A Polícia Federal constatou que o indivíduo conhecido como “Careca do INSS” enviou uma encomenda para um apartamento de alto padrão onde residia Fábio Luís Lula da Silva, o “Lulinha”. A constatação ocorreu em 6 de outubro de 2024, quando o Careca encaminhou a um funcionário um print de conversa contendo o endereço de um prédio em Moema, São Paulo.
De acordo com documentos obtidos pela PF, a encomenda, descrita como “medicamento”, teria sido destinada a Renata Moreira, esposa de Lulinha. O imóvel está registrado em nome do empresário Jonas Suassuna, antigo sócio do filho de Lula.

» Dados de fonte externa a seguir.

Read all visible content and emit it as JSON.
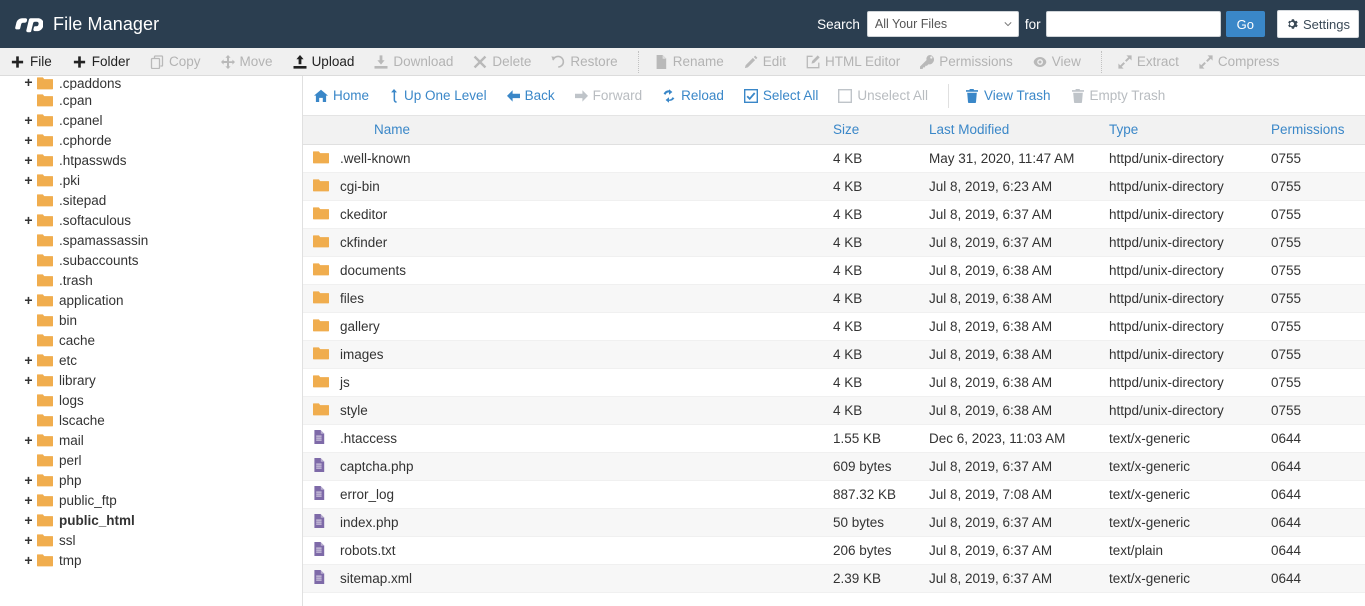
{
  "header": {
    "logo_icon": "cpanel-logo-icon",
    "title": "File Manager",
    "search_label": "Search",
    "search_scope_selected": "All Your Files",
    "search_scope_options": [
      "All Your Files"
    ],
    "for_label": "for",
    "search_value": "",
    "search_placeholder": "",
    "go_label": "Go",
    "settings_label": "Settings",
    "settings_icon": "gear-icon",
    "accent_blue": "#3a87c8",
    "header_bg": "#2b3e50"
  },
  "toolbar": {
    "items": [
      {
        "label": "File",
        "icon": "plus-icon",
        "enabled": true
      },
      {
        "label": "Folder",
        "icon": "plus-icon",
        "enabled": true
      },
      {
        "label": "Copy",
        "icon": "copy-icon",
        "enabled": false
      },
      {
        "label": "Move",
        "icon": "move-arrows-icon",
        "enabled": false
      },
      {
        "label": "Upload",
        "icon": "upload-icon",
        "enabled": true
      },
      {
        "label": "Download",
        "icon": "download-icon",
        "enabled": false
      },
      {
        "label": "Delete",
        "icon": "x-icon",
        "enabled": false
      },
      {
        "label": "Restore",
        "icon": "undo-icon",
        "enabled": false
      },
      {
        "separator": true
      },
      {
        "label": "Rename",
        "icon": "file-icon",
        "enabled": false
      },
      {
        "label": "Edit",
        "icon": "pencil-icon",
        "enabled": false
      },
      {
        "label": "HTML Editor",
        "icon": "edit-square-icon",
        "enabled": false
      },
      {
        "label": "Permissions",
        "icon": "key-icon",
        "enabled": false
      },
      {
        "label": "View",
        "icon": "eye-icon",
        "enabled": false
      },
      {
        "separator": true
      },
      {
        "label": "Extract",
        "icon": "extract-icon",
        "enabled": false
      },
      {
        "label": "Compress",
        "icon": "compress-icon",
        "enabled": false
      }
    ]
  },
  "sidebar": {
    "tree": [
      {
        "label": ".cpaddons",
        "expandable": true,
        "selected": false,
        "clipped": true
      },
      {
        "label": ".cpan",
        "expandable": false,
        "selected": false
      },
      {
        "label": ".cpanel",
        "expandable": true,
        "selected": false
      },
      {
        "label": ".cphorde",
        "expandable": true,
        "selected": false
      },
      {
        "label": ".htpasswds",
        "expandable": true,
        "selected": false
      },
      {
        "label": ".pki",
        "expandable": true,
        "selected": false
      },
      {
        "label": ".sitepad",
        "expandable": false,
        "selected": false
      },
      {
        "label": ".softaculous",
        "expandable": true,
        "selected": false
      },
      {
        "label": ".spamassassin",
        "expandable": false,
        "selected": false
      },
      {
        "label": ".subaccounts",
        "expandable": false,
        "selected": false
      },
      {
        "label": ".trash",
        "expandable": false,
        "selected": false
      },
      {
        "label": "application",
        "expandable": true,
        "selected": false
      },
      {
        "label": "bin",
        "expandable": false,
        "selected": false
      },
      {
        "label": "cache",
        "expandable": false,
        "selected": false
      },
      {
        "label": "etc",
        "expandable": true,
        "selected": false
      },
      {
        "label": "library",
        "expandable": true,
        "selected": false
      },
      {
        "label": "logs",
        "expandable": false,
        "selected": false
      },
      {
        "label": "lscache",
        "expandable": false,
        "selected": false
      },
      {
        "label": "mail",
        "expandable": true,
        "selected": false
      },
      {
        "label": "perl",
        "expandable": false,
        "selected": false
      },
      {
        "label": "php",
        "expandable": true,
        "selected": false
      },
      {
        "label": "public_ftp",
        "expandable": true,
        "selected": false
      },
      {
        "label": "public_html",
        "expandable": true,
        "selected": true
      },
      {
        "label": "ssl",
        "expandable": true,
        "selected": false
      },
      {
        "label": "tmp",
        "expandable": true,
        "selected": false
      }
    ]
  },
  "navbar": {
    "items": [
      {
        "label": "Home",
        "icon": "home-icon",
        "enabled": true
      },
      {
        "label": "Up One Level",
        "icon": "up-arrow-icon",
        "enabled": true
      },
      {
        "label": "Back",
        "icon": "left-arrow-icon",
        "enabled": true
      },
      {
        "label": "Forward",
        "icon": "right-arrow-icon",
        "enabled": false
      },
      {
        "label": "Reload",
        "icon": "reload-icon",
        "enabled": true
      },
      {
        "label": "Select All",
        "icon": "checked-box-icon",
        "enabled": true
      },
      {
        "label": "Unselect All",
        "icon": "unchecked-box-icon",
        "enabled": false
      },
      {
        "separator": true
      },
      {
        "label": "View Trash",
        "icon": "trash-icon",
        "enabled": true
      },
      {
        "label": "Empty Trash",
        "icon": "trash-icon",
        "enabled": false
      }
    ]
  },
  "table": {
    "columns": [
      "Name",
      "Size",
      "Last Modified",
      "Type",
      "Permissions"
    ],
    "rows": [
      {
        "icon": "folder-icon",
        "name": ".well-known",
        "size": "4 KB",
        "modified": "May 31, 2020, 11:47 AM",
        "type": "httpd/unix-directory",
        "permissions": "0755"
      },
      {
        "icon": "folder-icon",
        "name": "cgi-bin",
        "size": "4 KB",
        "modified": "Jul 8, 2019, 6:23 AM",
        "type": "httpd/unix-directory",
        "permissions": "0755"
      },
      {
        "icon": "folder-icon",
        "name": "ckeditor",
        "size": "4 KB",
        "modified": "Jul 8, 2019, 6:37 AM",
        "type": "httpd/unix-directory",
        "permissions": "0755"
      },
      {
        "icon": "folder-icon",
        "name": "ckfinder",
        "size": "4 KB",
        "modified": "Jul 8, 2019, 6:37 AM",
        "type": "httpd/unix-directory",
        "permissions": "0755"
      },
      {
        "icon": "folder-icon",
        "name": "documents",
        "size": "4 KB",
        "modified": "Jul 8, 2019, 6:38 AM",
        "type": "httpd/unix-directory",
        "permissions": "0755"
      },
      {
        "icon": "folder-icon",
        "name": "files",
        "size": "4 KB",
        "modified": "Jul 8, 2019, 6:38 AM",
        "type": "httpd/unix-directory",
        "permissions": "0755"
      },
      {
        "icon": "folder-icon",
        "name": "gallery",
        "size": "4 KB",
        "modified": "Jul 8, 2019, 6:38 AM",
        "type": "httpd/unix-directory",
        "permissions": "0755"
      },
      {
        "icon": "folder-icon",
        "name": "images",
        "size": "4 KB",
        "modified": "Jul 8, 2019, 6:38 AM",
        "type": "httpd/unix-directory",
        "permissions": "0755"
      },
      {
        "icon": "folder-icon",
        "name": "js",
        "size": "4 KB",
        "modified": "Jul 8, 2019, 6:38 AM",
        "type": "httpd/unix-directory",
        "permissions": "0755"
      },
      {
        "icon": "folder-icon",
        "name": "style",
        "size": "4 KB",
        "modified": "Jul 8, 2019, 6:38 AM",
        "type": "httpd/unix-directory",
        "permissions": "0755"
      },
      {
        "icon": "file-icon",
        "name": ".htaccess",
        "size": "1.55 KB",
        "modified": "Dec 6, 2023, 11:03 AM",
        "type": "text/x-generic",
        "permissions": "0644"
      },
      {
        "icon": "file-icon",
        "name": "captcha.php",
        "size": "609 bytes",
        "modified": "Jul 8, 2019, 6:37 AM",
        "type": "text/x-generic",
        "permissions": "0644"
      },
      {
        "icon": "file-icon",
        "name": "error_log",
        "size": "887.32 KB",
        "modified": "Jul 8, 2019, 7:08 AM",
        "type": "text/x-generic",
        "permissions": "0644"
      },
      {
        "icon": "file-icon",
        "name": "index.php",
        "size": "50 bytes",
        "modified": "Jul 8, 2019, 6:37 AM",
        "type": "text/x-generic",
        "permissions": "0644"
      },
      {
        "icon": "file-icon",
        "name": "robots.txt",
        "size": "206 bytes",
        "modified": "Jul 8, 2019, 6:37 AM",
        "type": "text/plain",
        "permissions": "0644"
      },
      {
        "icon": "file-icon",
        "name": "sitemap.xml",
        "size": "2.39 KB",
        "modified": "Jul 8, 2019, 6:37 AM",
        "type": "text/x-generic",
        "permissions": "0644"
      }
    ]
  },
  "colors": {
    "folder_amber": "#f0ad4e",
    "file_purple": "#7e6aa8",
    "link_blue": "#3a87c8",
    "row_stripe": "#f7f7f7"
  }
}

Marco Aurélio de Carvalho, advogado de Lulinha, negou qualquer envolvimento do cliente no caso. “Ele [Lulinha] desconhece, até porque ele próprio não é o destinatário”, afirmou o defensor, acrescentando que “existe um esforço pirotécnico em tentar envolvê‑lo nas investigações”.
Na prática, o referido “esforço pirotécnico” seria uma tentativa de desviar a atenção das evidências cada vez mais robustas que ligam Lulinha ao Careca.
A PF segue investigando a possibilidade de Lulinha ser sócio oculto do Careca. O nome do filho de Lula já aparece em, pelo menos, três conjuntos de dados obtidos após a quebra de sigilo de investigados ligados ao Careca.
O “Careca do INSS” está preso desde setembro de 2025, sob acusação de liderar fraudes previdenciárias. Em materiais apreendidos, a polícia encontrou menções ao filho de Lula, fato já comunicado ao Supremo Tribunal Federal.